Mme Labrecque (Élise) : ...l'exemple que vous donnez, ce n'est pas un exemple où on déroge, parce que la Convention elle-même prévoit qu'on n'est pas obligés de donner une telle assistance juridique si on offre la possibilité pour la partie de... de faire ses représentations gratuitement. C'est l'article 14, Accès effectif aux procédures, le paragraphe 3° : «L'État... l'État requis n'est pas tenu de fournir une telle assistance juridique gratuite ici et dans la mesure où les procédures de cet État permettent au demandeur d'agir sans avoir besoin d'une telle assistance, et que l'autorité centrale fournit gratuitement les services nécessaires.» Ce qu'on fera.

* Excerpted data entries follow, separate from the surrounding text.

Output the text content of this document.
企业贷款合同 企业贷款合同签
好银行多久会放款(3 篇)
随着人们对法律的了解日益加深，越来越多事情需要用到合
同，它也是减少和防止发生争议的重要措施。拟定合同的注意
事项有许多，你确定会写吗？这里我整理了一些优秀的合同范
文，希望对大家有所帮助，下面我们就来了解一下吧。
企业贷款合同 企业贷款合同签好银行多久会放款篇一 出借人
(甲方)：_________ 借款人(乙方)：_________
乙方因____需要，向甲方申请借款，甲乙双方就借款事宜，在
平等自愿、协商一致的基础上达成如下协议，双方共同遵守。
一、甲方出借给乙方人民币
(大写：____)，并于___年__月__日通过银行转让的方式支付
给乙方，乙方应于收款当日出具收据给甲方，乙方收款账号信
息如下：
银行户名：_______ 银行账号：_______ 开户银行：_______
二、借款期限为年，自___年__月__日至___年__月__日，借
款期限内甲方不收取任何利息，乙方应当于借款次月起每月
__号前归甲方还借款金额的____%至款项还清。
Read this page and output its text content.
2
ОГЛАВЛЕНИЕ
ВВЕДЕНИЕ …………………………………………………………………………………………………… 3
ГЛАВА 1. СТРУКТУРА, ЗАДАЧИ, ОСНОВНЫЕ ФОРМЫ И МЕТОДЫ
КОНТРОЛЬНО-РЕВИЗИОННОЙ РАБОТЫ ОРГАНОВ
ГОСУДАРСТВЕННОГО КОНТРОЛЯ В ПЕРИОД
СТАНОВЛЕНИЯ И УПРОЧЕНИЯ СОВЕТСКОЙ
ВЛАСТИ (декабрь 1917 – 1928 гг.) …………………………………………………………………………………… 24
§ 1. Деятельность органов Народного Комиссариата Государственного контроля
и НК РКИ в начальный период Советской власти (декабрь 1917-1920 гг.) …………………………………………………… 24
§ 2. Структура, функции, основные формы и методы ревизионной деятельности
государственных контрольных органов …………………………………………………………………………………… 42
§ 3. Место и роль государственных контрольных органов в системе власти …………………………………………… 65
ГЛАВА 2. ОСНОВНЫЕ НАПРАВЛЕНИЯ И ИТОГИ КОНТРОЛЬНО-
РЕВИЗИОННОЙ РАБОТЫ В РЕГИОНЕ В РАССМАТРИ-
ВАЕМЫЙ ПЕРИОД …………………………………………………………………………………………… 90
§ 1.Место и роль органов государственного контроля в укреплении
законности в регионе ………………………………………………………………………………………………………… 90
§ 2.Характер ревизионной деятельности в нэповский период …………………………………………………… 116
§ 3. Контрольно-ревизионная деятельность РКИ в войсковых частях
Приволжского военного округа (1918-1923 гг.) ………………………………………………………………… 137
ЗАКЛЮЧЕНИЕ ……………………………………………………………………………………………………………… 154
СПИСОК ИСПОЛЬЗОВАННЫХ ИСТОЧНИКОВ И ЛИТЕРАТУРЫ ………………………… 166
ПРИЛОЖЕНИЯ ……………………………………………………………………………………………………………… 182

Donc, ça, ça décrit notre procédure qui est alternative à aller à la cour directement.

Mme Garceau : Bien, en termes de l'article... OK, l'article... En tout cas, pour l'article 14, l'alinéa 3, et je suis en train de... de lire l'article, mais là, même... C'est parce que vous aviez mentionné que, si jamais il y a une assistance juridique qui est nécessaire, ça va être via l'autorité centrale, le ministère de la Justice. Et donc, ça va être gratuit. Mais, moi, je voulais juste m'assurer que ce soit prévu, cet aspect-là.

La Présidente (Mme Lecours, Les Plaines) : Mme la ministre. Ou Me Labrecque.

Mme Labrecque (Élise) : Au règlement, on va prévoir qu'on peut avoir accès au... donc, on va... par la procédure des formulaires et que, si le tribunal a besoin d'un éclairage, il pourrait avoir accès aux... aux services d'un... d'un avocat désigné par le Procureur général.

Mme Garceau : Mais c'est pour ça, donc, je voulais juste m'assurer... Parce qu'en tout cas, moi, je regardais plutôt l'article 15, je comprends qu'il y a l'article 14.3, mais c'est sûr que la transparence, c'est très important en termes de... que ce soient les créancières ou les débiteurs, s'il y a une dérogation de quelque nature que ce soit, que ce soit publié pour que les gens sachent qu'il y a cette dérogation. Je pense que c'est important.

Mme Labrecque (Élise) : Oui... Oui, bien... Donc, on aurait, si vous voulez qu'on en discute... on aurait des propositions pour que votre préoccupation soit... soit prise en compte, là.

Mme Garceau : Oui. Mais, de façon générale... Parce que, moi, je ne le sais pas, là... Vous allez déroger à... à quelle... quelle autre disposition de la Convention? Moi, je ne le sais pas. Donc, tout ce que je dis, c'est que, s'il va y avoir une dérogation de quelque nature que ce soit... qu'elle soit publiée.

La Présidente (Mme Lecours, Les Plaines) : Alors là, c'est vrai, mes chers collègues, l'heure consacrée... tout le temps consacré pour ce soir, à l'étude, est terminé. Alors, compte tenu de l'heure, la commission ajourne ses travaux au vendredi 27 mars 2026, à 10 heures, où elle entreprendra une autre... un autre mandat. Merci.